Another similar issue is the presence of particles of heavy metals in e-liquids and the aerosol produced. The study references other research which confirms just under 9 billion nanoparticles in the smoke of a cigarette, in comparison to around 2 million in the e-cigarette vapor. There were only 4 million particles detected over a larger range in the e-cig (in total, over 2,000 times less than in the tobacco cig), but this still represents a problem. Nanoparticles can penetrate quite far into the respiratory system and cause issues, so reducing the number of these will also become a priority. However, the issues identified related to loose solder and other metals which could be rectified with robust manufacturing standard and the use of new materials.
The Electronic Cigarette of 2020
The most striking feature of the electronic cigarette of the future is that it might not be just a huge relative reduction in risk compared to cigarettes, but an absolutely safe tool for enjoying nicotine. The minor issues currently creating a potential for harm with e-cigs are the areas most furtive for improvement, and with the infancy of the industry as a whole, additional safeguards can be expected by the turn of the decade.
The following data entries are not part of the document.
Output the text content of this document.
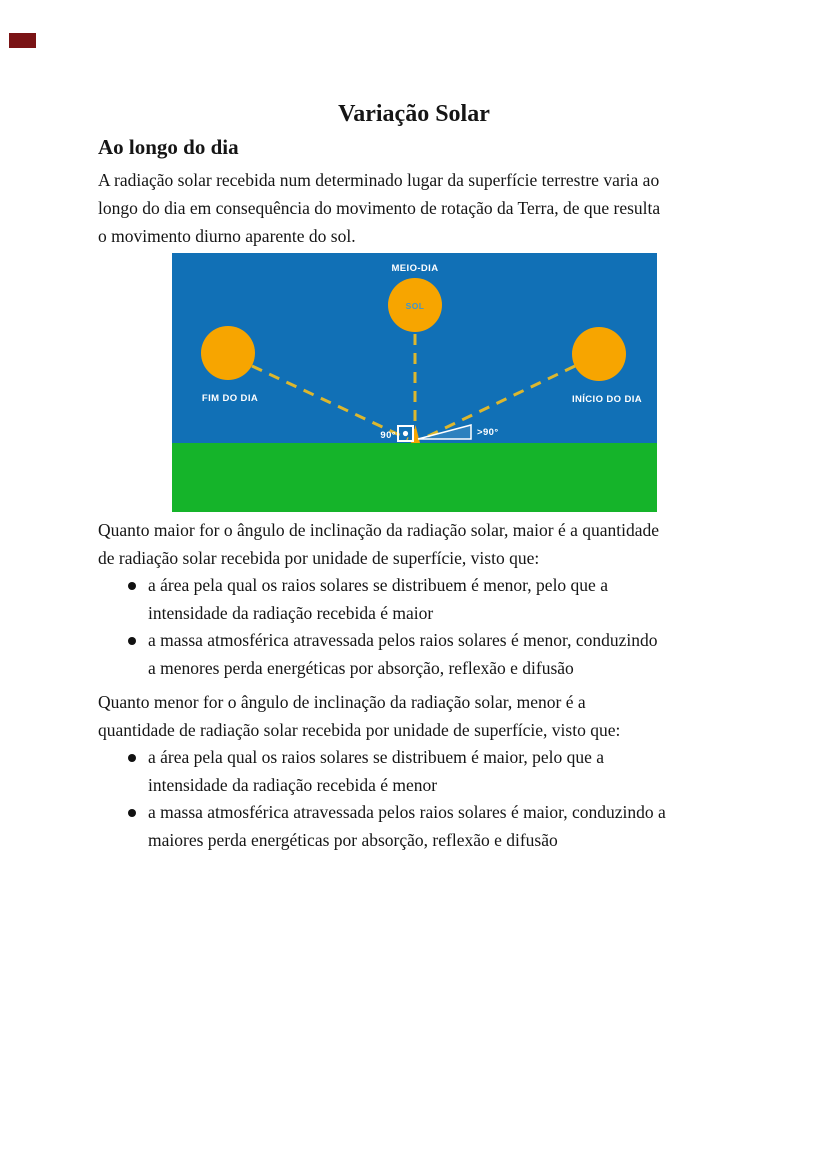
Variação Solar
Ao longo do dia
A radiação solar recebida num determinado lugar da superfície terrestre varia ao
longo do dia em consequência do movimento de rotação da Terra, de que resulta
o movimento diurno aparente do sol.
MEIO-DIA
SOL
FIM DO DIA	INÍCIO DO DIA
90°	>90°
Quanto maior for o ângulo de inclinação da radiação solar, maior é a quantidade
de radiação solar recebida por unidade de superfície, visto que:
a área pela qual os raios solares se distribuem é menor, pelo que a
intensidade da radiação recebida é maior
a massa atmosférica atravessada pelos raios solares é menor, conduzindo
a menores perda energéticas por absorção, reflexão e difusão
Quanto menor for o ângulo de inclinação da radiação solar, menor é a
quantidade de radiação solar recebida por unidade de superfície, visto que:
a área pela qual os raios solares se distribuem é maior, pelo que a
intensidade da radiação recebida é menor
a massa atmosférica atravessada pelos raios solares é maior, conduzindo a
maiores perda energéticas por absorção, reflexão e difusão
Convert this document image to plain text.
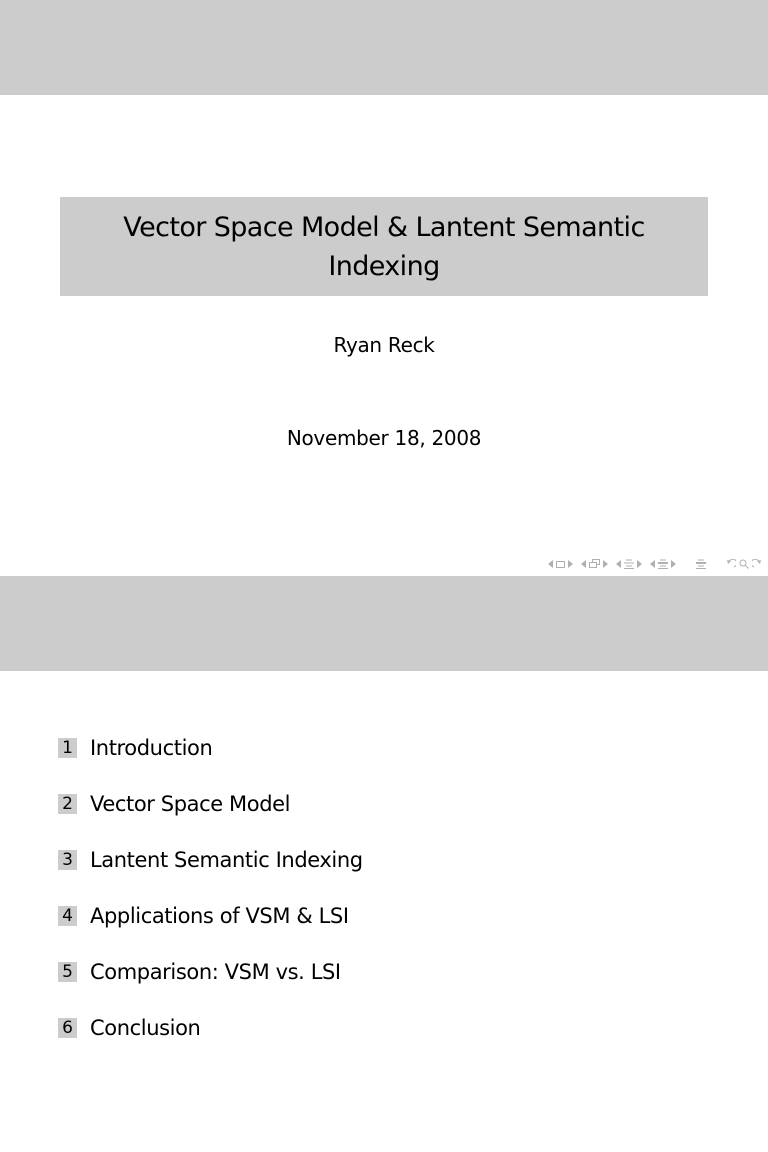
Vector Space Model & Lantent Semantic Indexing
Ryan Reck
November 18, 2008
1 Introduction
2 Vector Space Model
3 Lantent Semantic Indexing
4 Applications of VSM & LSI
5 Comparison: VSM vs. LSI
6 Conclusion
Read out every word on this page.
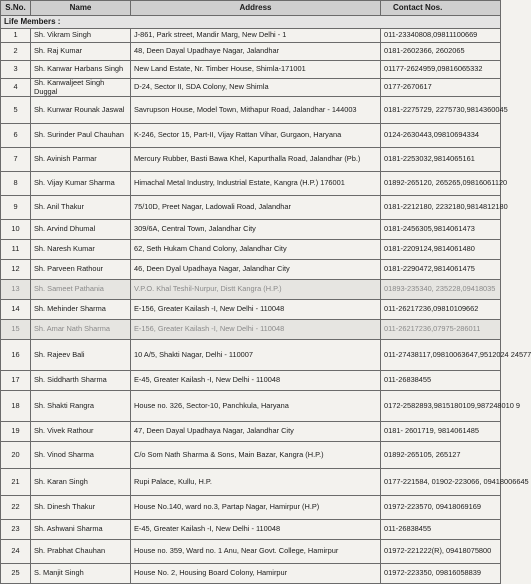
S.No.	Name	Address	Contact Nos.
Life Members :			
1	Sh. Vikram Singh	J-861, Park street, Mandir Marg, New Delhi - 1	011-23340808,09811100669
2	Sh. Raj Kumar	48, Deen Dayal Upadhaye Nagar, Jalandhar	0181-2602366, 2602065
3	Sh. Kanwar Harbans Singh	New Land Estate, Nr. Timber House, Shimla-171001	01177-2624959,09816065332
4	Sh. Kanwaljeet Singh Duggal	D-24, Sector II, SDA Colony, New Shimla	0177-2670617
5	Sh. Kunwar Rounak Jaswal	Savrupson House, Model Town, Mithapur Road, Jalandhar - 144003	0181-2275729, 2275730,9814360045
6	Sh. Surinder Paul Chauhan	K-246, Sector 15, Part-II, Vijay Rattan Vihar, Gurgaon, Haryana	0124-2630443,09810694334
7	Sh. Avinish Parmar	Mercury Rubber, Basti Bawa Khel, Kapurthalla Road, Jalandhar (Pb.)	0181-2253032,9814065161
8	Sh. Vijay Kumar Sharma	Himachal Metal Industry, Industrial Estate, Kangra (H.P.) 176001	01892-265120, 265265,09816061120
9	Sh. Anil Thakur	75/10D, Preet Nagar, Ladowali Road, Jalandhar	0181-2212180, 2232180,9814812180
10	Sh. Arvind Dhumal	309/6A, Central Town, Jalandhar City	0181-2456305,9814061473
11	Sh. Naresh Kumar	62, Seth Hukam Chand Colony, Jalandhar City	0181-2209124,9814061480
12	Sh. Parveen Rathour	46, Deen Dyal Upadhaya Nagar, Jalandhar City	0181-2290472,9814061475
13	Sh. Sameet Pathania	V.P.O. Khal Teshil-Nurpur, Distt Kangra (H.P.)	01893-235340, 235228,09418035
14	Sh. Mehinder Sharma	E-156, Greater Kailash -I, New Delhi - 110048	011-26217236,09810109662
15	Sh. Amar Nath Sharma	E-156, Greater Kailash -I, New Delhi - 110048	011-26217236,07975-286011
16	Sh. Rajeev Bali	10 A/5, Shakti Nagar, Delhi - 110007	011-27438117,09810063647,9512024 24577
17	Sh. Siddharth Sharma	E-45, Greater Kailash -I, New Delhi - 110048	011-26838455
18	Sh. Shakti Rangra	House no. 326, Sector-10, Panchkula, Haryana	0172-2582893,9815180109,987248010 9
19	Sh. Vivek Rathour	47, Deen Dayal Upadhaya Nagar, Jalandhar City	0181- 2601719, 9814061485
20	Sh. Vinod Sharma	C/o Som Nath Sharma & Sons, Main Bazar, Kangra (H.P.)	01892-265105, 265127
21	Sh. Karan Singh	Rupi Palace, Kullu, H.P.	0177-221584, 01902-223066, 09418006645
22	Sh. Dinesh Thakur	House No.140, ward no.3, Partap Nagar, Hamirpur (H.P)	01972-223570, 09418069169
23	Sh. Ashwani Sharma	E-45, Greater Kailash -I, New Delhi - 110048	011-26838455
24	Sh. Prabhat Chauhan	House no. 359, Ward no. 1 Anu, Near Govt. College, Hamirpur	01972-221222(R), 09418075800
25	S. Manjit Singh	House No. 2, Housing Board Colony, Hamirpur	01972-223350, 09816058839
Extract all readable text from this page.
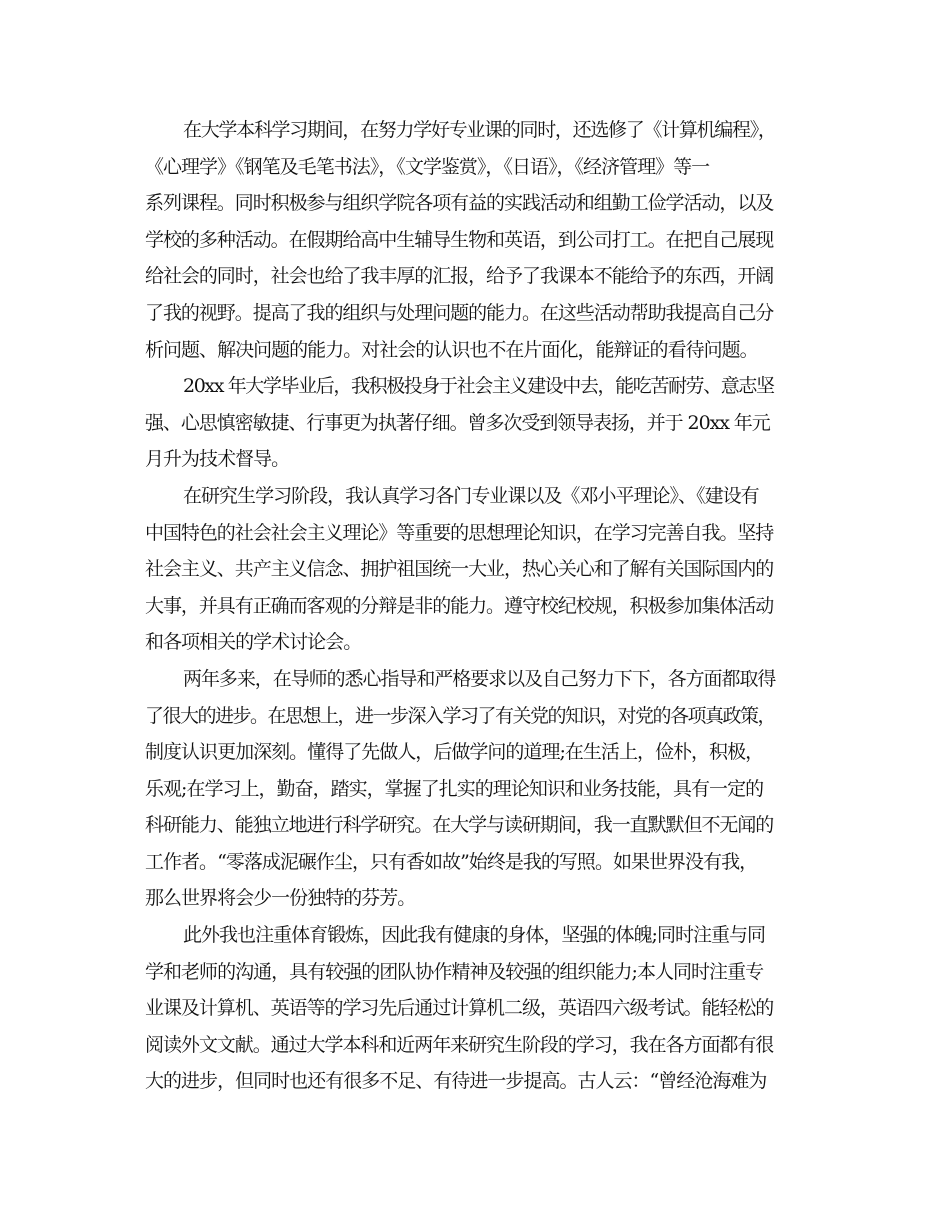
在大学本科学习期间，在努力学好专业课的同时，还选修了《计算机编程》，
《心理学》《钢笔及毛笔书法》，《文学鉴赏》，《日语》，《经济管理》等一
系列课程。同时积极参与组织学院各项有益的实践活动和组勤工俭学活动，以及
学校的多种活动。在假期给高中生辅导生物和英语，到公司打工。在把自己展现
给社会的同时，社会也给了我丰厚的汇报，给予了我课本不能给予的东西，开阔
了我的视野。提高了我的组织与处理问题的能力。在这些活动帮助我提高自己分
析问题、解决问题的能力。对社会的认识也不在片面化，能辩证的看待问题。

20xx 年大学毕业后，我积极投身于社会主义建设中去，能吃苦耐劳、意志坚
强、心思慎密敏捷、行事更为执著仔细。曾多次受到领导表扬，并于 20xx 年元
月升为技术督导。

在研究生学习阶段，我认真学习各门专业课以及《邓小平理论》、《建设有
中国特色的社会社会主义理论》等重要的思想理论知识，在学习完善自我。坚持
社会主义、共产主义信念、拥护祖国统一大业，热心关心和了解有关国际国内的
大事，并具有正确而客观的分辩是非的能力。遵守校纪校规，积极参加集体活动
和各项相关的学术讨论会。

两年多来，在导师的悉心指导和严格要求以及自己努力下下，各方面都取得
了很大的进步。在思想上，进一步深入学习了有关党的知识，对党的各项真政策，
制度认识更加深刻。懂得了先做人，后做学问的道理;在生活上，俭朴，积极，
乐观;在学习上，勤奋，踏实，掌握了扎实的理论知识和业务技能，具有一定的
科研能力、能独立地进行科学研究。在大学与读研期间，我一直默默但不无闻的
工作者。“零落成泥碾作尘，只有香如故”始终是我的写照。如果世界没有我，
那么世界将会少一份独特的芬芳。

此外我也注重体育锻炼，因此我有健康的身体，坚强的体魄;同时注重与同
学和老师的沟通，具有较强的团队协作精神及较强的组织能力;本人同时注重专
业课及计算机、英语等的学习先后通过计算机二级，英语四六级考试。能轻松的
阅读外文文献。通过大学本科和近两年来研究生阶段的学习，我在各方面都有很
大的进步，但同时也还有很多不足、有待进一步提高。古人云：“曾经沧海难为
The sci-fi e-cig of 2020 will feature cool additions like solar-charging, drastically improve battery life and reduce charging time, inhibit the formation of harmful compounds and have an ideal method of tracking your nicotine consumption. Of course, alongside these meaningful changes, vapers can expect a whole host of Social Feature-style ideas which offer very little in the way of improvements in experience, but will be peddled regardless. Whatever the future holds, you can rest assured that only a completely moronic policy move could kill e-cigs altogether.